Known in some circles as the “sequester,” the policy – enacted in 2011 as part of a deal to address the nation’s debt payments – will take 5.3 percent from domestic discretionary spending, including the U.S. Forest Service portion of the Department of Agriculture budget.

In Nebraska, the across-the-board agency cuts would result in a $1.3 million reduction in clean air and water programs, among other impacts, wrote the Lincoln Journal Star’s Don Walton.

“The sequester does not target or prioritize,” he added.

As a result of this absence of priorities, programs that support preventive steps against wildfires in our nation’s forests will be affected, with $134 million taken out of the U.S. Forest Service’s Wildland Fire Management Program.

Secretary of Agriculture Tom Vilsack, in a letter to the Senate Appropriations Committee last week, warned of “increased risk to communities from wildfires, with as much as 200,000 fewer acres treated for hazardous fuels.”

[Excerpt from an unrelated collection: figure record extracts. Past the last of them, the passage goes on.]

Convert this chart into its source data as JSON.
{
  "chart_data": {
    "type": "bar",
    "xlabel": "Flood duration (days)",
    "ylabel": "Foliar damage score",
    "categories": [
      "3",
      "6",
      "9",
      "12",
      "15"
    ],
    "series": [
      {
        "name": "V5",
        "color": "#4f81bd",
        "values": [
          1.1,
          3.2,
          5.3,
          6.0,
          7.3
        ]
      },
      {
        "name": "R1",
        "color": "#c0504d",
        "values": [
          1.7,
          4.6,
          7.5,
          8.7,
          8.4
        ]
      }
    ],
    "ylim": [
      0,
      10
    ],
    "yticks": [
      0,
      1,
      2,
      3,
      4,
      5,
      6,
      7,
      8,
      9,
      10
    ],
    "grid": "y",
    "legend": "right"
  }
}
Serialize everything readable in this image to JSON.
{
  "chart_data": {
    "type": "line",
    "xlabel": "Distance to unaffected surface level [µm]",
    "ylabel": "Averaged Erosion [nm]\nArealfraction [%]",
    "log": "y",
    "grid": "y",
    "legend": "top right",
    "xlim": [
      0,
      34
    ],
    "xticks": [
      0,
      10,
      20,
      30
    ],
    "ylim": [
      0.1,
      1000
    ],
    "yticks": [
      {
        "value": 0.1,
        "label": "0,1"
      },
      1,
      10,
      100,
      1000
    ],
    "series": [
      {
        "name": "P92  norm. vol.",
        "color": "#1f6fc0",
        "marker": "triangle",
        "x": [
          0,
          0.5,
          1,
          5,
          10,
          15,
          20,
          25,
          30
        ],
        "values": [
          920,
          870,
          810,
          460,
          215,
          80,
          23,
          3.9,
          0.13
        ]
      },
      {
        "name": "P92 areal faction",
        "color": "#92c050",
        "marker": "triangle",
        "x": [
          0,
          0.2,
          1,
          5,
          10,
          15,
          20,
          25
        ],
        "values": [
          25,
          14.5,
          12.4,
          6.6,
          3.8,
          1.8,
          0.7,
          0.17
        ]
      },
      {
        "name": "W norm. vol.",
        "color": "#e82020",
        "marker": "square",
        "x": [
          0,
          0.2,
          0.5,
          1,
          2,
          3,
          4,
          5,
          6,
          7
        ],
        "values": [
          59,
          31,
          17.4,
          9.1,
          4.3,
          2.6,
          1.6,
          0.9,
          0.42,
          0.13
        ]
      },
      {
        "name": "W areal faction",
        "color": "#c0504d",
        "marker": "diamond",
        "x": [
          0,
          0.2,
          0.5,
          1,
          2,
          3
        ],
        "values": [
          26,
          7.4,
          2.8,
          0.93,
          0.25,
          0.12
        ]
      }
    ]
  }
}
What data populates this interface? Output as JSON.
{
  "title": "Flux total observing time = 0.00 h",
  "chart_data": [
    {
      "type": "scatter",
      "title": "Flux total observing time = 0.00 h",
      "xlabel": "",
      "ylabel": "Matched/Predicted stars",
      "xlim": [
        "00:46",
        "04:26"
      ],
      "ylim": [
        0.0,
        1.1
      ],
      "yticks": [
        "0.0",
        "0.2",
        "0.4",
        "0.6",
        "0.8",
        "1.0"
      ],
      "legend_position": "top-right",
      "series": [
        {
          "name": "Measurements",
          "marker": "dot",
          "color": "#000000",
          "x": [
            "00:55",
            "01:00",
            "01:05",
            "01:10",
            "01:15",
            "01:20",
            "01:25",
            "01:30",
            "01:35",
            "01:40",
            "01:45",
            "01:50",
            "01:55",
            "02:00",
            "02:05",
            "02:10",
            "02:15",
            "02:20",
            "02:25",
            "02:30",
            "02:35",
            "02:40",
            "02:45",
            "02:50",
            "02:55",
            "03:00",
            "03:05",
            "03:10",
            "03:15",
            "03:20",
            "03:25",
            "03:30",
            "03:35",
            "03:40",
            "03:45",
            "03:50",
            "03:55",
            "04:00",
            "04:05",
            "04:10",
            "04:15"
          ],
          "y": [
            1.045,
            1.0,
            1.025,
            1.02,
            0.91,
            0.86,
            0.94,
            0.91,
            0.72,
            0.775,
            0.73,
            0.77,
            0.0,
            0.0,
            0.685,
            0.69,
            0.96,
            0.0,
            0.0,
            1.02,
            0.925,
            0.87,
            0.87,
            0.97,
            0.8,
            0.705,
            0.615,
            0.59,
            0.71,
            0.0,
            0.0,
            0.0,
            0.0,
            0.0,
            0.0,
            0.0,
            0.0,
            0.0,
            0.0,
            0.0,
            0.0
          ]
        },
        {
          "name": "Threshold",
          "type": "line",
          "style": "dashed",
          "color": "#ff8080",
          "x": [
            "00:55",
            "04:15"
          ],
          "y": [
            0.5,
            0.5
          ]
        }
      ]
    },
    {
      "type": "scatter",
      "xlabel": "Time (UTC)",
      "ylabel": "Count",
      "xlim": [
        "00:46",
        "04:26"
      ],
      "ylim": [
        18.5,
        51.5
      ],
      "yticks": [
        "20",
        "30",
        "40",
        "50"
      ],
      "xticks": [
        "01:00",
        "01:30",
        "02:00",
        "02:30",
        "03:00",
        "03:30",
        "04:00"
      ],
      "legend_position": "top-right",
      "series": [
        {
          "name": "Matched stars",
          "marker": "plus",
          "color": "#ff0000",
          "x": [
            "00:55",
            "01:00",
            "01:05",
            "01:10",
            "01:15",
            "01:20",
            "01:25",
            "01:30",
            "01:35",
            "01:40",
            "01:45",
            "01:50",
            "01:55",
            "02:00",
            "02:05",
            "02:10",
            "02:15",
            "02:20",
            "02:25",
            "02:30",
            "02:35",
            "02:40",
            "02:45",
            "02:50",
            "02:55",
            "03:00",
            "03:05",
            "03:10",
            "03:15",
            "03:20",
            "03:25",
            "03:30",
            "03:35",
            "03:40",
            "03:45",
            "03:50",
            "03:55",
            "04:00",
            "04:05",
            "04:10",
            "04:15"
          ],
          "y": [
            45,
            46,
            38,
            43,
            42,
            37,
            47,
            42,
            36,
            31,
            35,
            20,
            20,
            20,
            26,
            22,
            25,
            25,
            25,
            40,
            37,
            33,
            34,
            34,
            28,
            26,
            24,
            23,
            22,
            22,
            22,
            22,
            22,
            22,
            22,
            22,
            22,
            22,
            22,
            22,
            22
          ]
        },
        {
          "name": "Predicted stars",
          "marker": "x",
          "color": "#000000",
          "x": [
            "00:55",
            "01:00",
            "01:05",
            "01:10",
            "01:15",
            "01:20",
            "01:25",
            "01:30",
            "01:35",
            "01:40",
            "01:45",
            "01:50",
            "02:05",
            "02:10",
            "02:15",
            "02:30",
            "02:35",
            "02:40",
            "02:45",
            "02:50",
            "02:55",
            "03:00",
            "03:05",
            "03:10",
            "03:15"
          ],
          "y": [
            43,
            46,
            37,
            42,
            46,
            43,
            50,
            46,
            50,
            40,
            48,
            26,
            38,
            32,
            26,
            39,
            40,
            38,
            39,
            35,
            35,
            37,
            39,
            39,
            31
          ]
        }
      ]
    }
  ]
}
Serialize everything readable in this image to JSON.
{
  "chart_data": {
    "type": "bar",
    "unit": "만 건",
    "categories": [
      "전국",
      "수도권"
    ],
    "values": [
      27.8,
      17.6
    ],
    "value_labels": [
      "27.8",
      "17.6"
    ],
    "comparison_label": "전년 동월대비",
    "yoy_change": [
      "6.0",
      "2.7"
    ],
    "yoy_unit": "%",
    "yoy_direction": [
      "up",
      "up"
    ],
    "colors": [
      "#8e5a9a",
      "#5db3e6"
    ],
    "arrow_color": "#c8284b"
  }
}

Added Sandra Postel of the National Geographic Society: “That means dead trees, dry brush and other fire-starting materials will not be removed.

“That would be worrisome even in a normal year, but in a severe drought it could prove calamitous,” she continued.

Officials have already struggled to keep up with prevention in Colorado and the Mountain West. Abrupt budget cuts would likely make matters worse.